Le Cardinal Piat a ensuite expliqué qu’à l’époque de Père Laval, les esclaves récemment libérés étaient « les brebis sans berger » car ils étaient
- Lâchés dans la plaine, sans travail, sans maison, sans éduction
- Exploités souvent par des propriétaires bourgeois
- Rejetés au dernier rang dans l’Eglise, les riches blancs étaient devant et les noirs pauvres derrière
- Leur langue était méprisée
Le Père Laval, comme Jésus, est saisi de compassion devant cette foule. Il les écoute longuement, apprend leur langue et prend du temps avec eux. Comme Jésus, il a lui aussi était critiqué – on lui dit qu’il ne réussira pas, qu’il n’y a rien à faire avec ces pauvres-là. Mais, comme Jésus, il persévère :
- Il les enseigne longuement (à la Cathédrale) tous les soirs
- Il les « empower » pour qu’ils deviennent eux-mêmes des catéchistes
- Il leur apprend à s’entraider – à contribuer à une caisse des pauvres pour partager
- Il leur apprend à « marcher ensemble » dans de petites communautés
- A se réunir dans les quartiers
- A écouter la Parole lue par les Catéchètes
- A s’organiser pour le soin aux malades, pour l’entraide
Résultat : les anciens esclaves ont retrouvé leur dignité, se sont sentis aimés, et reconnus. Ils ont vu qu’ils pouvaient être eux aussi des apôtres. Ils ont vu qu’ils pouvaient apporter une contribution valable à la société.
Selon le Cardinal Piat, « l’enjeu est trop grand »

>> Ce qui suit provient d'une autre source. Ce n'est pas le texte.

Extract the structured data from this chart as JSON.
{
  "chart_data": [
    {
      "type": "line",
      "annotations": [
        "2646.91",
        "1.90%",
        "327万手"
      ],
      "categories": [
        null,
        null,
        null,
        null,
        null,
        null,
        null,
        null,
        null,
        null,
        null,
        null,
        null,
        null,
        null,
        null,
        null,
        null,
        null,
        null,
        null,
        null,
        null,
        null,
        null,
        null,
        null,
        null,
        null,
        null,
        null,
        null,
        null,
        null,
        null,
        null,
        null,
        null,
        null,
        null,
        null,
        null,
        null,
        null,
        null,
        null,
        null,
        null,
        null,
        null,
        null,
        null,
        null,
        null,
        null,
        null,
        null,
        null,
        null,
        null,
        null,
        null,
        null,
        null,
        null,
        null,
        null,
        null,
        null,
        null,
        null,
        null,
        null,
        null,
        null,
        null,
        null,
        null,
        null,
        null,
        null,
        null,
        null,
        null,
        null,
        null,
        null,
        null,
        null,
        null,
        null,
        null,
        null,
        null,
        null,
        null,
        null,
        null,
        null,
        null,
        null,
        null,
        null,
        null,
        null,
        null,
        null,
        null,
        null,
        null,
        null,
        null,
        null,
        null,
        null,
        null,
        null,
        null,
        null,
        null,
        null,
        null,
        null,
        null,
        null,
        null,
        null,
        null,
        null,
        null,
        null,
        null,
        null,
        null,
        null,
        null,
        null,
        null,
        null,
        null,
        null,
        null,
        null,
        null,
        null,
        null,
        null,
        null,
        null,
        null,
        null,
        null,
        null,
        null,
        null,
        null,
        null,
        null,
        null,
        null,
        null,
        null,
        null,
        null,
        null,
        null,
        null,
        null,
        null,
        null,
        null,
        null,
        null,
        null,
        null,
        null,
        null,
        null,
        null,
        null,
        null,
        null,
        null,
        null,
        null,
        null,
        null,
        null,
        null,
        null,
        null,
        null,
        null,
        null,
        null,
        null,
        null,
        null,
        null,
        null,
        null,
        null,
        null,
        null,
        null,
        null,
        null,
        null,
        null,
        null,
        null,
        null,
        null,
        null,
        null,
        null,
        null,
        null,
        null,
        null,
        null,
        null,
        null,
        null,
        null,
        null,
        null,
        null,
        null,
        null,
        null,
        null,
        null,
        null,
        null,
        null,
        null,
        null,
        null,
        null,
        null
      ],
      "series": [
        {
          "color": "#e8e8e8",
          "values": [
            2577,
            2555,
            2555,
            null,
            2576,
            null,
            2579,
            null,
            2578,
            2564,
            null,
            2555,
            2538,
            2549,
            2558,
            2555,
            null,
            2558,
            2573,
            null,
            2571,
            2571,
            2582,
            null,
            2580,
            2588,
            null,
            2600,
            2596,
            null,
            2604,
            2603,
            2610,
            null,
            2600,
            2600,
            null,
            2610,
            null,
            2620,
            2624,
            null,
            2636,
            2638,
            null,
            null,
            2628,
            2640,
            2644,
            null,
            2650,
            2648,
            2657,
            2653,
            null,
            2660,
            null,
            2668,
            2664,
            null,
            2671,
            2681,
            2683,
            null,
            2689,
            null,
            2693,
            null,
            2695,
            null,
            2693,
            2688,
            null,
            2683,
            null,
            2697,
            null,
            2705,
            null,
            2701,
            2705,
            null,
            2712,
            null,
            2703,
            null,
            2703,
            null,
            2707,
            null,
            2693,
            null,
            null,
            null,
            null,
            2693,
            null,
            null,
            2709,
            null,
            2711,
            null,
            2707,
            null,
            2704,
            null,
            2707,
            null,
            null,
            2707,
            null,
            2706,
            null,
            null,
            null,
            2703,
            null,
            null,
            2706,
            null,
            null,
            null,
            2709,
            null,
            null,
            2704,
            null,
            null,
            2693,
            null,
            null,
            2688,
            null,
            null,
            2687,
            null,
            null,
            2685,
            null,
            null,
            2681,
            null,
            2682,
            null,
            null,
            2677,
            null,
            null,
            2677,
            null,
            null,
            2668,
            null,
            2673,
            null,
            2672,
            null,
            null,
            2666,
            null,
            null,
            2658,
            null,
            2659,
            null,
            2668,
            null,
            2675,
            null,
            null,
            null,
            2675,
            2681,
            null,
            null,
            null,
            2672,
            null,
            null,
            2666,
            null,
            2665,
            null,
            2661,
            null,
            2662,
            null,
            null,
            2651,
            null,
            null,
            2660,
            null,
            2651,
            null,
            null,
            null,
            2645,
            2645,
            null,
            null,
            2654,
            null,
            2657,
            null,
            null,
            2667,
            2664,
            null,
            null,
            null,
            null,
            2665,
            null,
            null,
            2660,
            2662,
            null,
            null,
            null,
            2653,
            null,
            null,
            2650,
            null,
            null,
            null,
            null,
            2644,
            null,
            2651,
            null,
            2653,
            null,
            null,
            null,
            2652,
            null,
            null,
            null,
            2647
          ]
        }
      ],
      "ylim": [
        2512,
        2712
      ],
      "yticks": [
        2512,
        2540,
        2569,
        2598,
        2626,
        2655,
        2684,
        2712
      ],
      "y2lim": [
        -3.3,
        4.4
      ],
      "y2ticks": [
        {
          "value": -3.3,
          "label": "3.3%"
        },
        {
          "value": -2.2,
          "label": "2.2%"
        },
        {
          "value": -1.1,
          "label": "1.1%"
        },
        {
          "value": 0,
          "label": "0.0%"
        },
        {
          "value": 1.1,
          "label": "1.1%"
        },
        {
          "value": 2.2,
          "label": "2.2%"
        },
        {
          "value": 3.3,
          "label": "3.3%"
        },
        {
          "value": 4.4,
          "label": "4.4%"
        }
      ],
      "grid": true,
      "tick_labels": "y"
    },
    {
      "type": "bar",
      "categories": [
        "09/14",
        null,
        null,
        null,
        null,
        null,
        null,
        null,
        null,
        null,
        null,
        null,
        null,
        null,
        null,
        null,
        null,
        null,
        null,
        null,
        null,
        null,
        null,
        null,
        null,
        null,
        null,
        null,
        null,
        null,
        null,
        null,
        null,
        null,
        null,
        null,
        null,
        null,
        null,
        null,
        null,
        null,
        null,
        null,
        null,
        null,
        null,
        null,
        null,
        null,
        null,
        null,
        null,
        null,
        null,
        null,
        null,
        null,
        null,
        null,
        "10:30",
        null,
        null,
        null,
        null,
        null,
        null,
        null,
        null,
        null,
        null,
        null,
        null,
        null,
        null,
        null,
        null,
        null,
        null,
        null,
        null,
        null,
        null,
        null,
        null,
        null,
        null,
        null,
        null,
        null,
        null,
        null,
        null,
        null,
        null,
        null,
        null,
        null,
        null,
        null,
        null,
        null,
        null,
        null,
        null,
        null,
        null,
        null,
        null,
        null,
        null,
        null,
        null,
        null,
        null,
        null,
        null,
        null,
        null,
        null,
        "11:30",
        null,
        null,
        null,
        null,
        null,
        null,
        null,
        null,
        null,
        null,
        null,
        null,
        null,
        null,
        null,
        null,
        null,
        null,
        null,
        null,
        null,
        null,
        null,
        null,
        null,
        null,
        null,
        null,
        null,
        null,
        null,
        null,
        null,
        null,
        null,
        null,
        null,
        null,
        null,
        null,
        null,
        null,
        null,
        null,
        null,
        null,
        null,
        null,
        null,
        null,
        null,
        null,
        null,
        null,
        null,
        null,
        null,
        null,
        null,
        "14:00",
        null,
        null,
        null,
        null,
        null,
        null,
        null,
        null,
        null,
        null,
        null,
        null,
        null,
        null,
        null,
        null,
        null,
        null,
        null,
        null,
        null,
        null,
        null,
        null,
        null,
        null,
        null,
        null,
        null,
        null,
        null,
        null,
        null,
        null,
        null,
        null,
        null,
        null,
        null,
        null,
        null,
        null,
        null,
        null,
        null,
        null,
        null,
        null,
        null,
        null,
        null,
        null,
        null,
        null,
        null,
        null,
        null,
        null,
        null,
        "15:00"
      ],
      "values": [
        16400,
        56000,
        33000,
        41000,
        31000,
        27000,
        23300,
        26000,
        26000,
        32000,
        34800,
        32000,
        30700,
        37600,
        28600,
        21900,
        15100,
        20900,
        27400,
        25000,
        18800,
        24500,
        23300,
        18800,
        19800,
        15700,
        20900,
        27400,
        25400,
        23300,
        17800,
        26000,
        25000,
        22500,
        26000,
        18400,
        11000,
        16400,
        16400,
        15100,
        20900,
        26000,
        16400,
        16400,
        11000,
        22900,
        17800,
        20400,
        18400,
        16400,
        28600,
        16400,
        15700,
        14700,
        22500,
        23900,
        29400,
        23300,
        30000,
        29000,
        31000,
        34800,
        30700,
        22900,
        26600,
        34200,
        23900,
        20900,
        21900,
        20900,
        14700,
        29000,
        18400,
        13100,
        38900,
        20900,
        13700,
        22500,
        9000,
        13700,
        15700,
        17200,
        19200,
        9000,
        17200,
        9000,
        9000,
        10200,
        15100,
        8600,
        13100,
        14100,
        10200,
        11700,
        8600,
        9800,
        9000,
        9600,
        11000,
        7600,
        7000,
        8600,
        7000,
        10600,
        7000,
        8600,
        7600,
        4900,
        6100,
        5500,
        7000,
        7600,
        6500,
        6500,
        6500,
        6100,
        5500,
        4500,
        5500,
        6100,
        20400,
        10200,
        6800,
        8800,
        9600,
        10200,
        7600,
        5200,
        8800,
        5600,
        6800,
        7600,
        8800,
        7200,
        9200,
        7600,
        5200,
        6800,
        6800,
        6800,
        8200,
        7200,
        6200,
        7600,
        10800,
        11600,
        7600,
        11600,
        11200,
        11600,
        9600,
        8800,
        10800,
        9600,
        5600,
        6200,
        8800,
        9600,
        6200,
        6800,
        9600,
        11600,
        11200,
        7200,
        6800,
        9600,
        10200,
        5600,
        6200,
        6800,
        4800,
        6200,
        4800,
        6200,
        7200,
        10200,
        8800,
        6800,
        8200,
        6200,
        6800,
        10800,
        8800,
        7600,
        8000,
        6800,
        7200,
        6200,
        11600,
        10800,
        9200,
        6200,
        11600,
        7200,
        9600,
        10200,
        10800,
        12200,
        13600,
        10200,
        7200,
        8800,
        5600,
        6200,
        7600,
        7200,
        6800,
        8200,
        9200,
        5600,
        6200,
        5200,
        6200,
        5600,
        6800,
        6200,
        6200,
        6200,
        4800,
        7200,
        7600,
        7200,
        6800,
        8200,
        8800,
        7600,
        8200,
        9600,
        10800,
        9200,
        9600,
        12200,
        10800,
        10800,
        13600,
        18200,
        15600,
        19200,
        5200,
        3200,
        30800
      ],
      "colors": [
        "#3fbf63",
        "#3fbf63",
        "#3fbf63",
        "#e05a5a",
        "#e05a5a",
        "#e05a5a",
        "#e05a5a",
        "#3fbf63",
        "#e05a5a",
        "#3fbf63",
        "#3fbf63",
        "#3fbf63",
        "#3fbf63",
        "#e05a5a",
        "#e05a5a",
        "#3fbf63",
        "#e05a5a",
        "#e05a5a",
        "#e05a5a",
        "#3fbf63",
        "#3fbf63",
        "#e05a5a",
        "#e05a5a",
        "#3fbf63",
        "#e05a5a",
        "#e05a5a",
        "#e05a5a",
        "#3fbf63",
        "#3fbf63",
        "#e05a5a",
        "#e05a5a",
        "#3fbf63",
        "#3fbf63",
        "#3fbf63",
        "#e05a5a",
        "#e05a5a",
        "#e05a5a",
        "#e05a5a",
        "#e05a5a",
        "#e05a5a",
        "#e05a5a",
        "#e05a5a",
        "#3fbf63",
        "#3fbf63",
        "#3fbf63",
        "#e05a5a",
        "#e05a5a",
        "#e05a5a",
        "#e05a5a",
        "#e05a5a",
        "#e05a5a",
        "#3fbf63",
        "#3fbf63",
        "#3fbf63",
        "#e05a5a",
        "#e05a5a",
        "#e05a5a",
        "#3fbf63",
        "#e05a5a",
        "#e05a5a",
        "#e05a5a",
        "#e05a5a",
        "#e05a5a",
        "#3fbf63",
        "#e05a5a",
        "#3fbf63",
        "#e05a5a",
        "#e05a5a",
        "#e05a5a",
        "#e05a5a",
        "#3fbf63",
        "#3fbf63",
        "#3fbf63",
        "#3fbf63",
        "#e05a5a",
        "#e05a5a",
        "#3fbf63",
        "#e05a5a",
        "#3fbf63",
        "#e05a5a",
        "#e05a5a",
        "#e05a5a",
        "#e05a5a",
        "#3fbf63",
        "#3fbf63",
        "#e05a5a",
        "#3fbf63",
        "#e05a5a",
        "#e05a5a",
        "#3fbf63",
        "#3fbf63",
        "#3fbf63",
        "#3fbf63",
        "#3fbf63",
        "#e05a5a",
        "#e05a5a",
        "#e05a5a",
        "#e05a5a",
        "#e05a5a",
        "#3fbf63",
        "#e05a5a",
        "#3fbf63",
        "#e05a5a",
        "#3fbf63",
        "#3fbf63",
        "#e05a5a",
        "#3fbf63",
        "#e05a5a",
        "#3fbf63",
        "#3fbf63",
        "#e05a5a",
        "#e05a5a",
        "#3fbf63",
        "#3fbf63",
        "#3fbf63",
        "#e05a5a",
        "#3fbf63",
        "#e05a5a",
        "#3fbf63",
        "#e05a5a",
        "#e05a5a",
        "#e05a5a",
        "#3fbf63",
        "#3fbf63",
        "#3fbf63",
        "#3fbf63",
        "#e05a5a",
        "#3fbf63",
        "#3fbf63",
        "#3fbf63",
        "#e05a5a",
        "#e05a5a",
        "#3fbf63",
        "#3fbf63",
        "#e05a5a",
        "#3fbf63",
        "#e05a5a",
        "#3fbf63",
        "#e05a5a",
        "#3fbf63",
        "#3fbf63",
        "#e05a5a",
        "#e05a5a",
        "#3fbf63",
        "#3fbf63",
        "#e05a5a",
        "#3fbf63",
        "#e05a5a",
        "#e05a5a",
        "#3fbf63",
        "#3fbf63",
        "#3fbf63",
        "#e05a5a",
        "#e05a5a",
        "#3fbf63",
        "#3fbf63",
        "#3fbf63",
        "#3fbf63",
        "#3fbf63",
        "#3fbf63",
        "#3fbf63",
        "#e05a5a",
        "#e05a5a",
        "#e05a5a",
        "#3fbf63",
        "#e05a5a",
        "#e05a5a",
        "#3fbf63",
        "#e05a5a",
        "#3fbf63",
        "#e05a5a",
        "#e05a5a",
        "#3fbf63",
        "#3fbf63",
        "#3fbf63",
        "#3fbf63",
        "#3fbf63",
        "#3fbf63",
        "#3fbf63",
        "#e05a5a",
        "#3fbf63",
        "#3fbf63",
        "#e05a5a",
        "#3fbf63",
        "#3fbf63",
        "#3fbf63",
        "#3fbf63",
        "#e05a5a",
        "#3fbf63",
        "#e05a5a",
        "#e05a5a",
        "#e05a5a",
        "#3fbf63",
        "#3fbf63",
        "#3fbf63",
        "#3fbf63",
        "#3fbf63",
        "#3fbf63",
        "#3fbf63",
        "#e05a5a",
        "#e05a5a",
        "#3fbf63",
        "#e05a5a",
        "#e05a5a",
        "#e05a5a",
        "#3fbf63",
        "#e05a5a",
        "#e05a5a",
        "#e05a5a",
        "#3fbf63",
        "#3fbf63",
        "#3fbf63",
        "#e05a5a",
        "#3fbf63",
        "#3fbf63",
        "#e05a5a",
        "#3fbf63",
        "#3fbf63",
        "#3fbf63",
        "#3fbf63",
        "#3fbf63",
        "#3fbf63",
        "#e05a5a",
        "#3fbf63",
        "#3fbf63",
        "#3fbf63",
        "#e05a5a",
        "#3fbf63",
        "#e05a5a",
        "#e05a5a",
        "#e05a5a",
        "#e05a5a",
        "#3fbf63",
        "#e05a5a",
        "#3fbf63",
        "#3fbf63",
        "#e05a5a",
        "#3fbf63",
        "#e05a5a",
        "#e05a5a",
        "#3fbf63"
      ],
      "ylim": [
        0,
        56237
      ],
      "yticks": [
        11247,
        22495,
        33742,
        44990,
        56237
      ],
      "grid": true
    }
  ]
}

Le Pape nous a dit quand il est venu à Maurice : « Qu’il est dur de constater que malgré la croissance économique que votre pays a connu ces dernières décennies, ce sont les jeunes qui souffrent le plus, ce sont eux qui ressentent le plus le chômage qui cause non seulement un avenir incertain, mais qui leur enlève aussi la possibilité de se sentir des acteurs privilégiés de leur propre histoire commune. Un avenir incertain qui les pousse à l’écart et les oblige à concevoir leurs vies en marge de la société, les laissant vulnérables et presque sans repères face aux nouvelles formes d’esclavage de ce XXIe siècle. »
Le Cardinal a conclu son homélie en invitant à « marcher ensemble, pas à pas, sur le chemin de notre première mission ».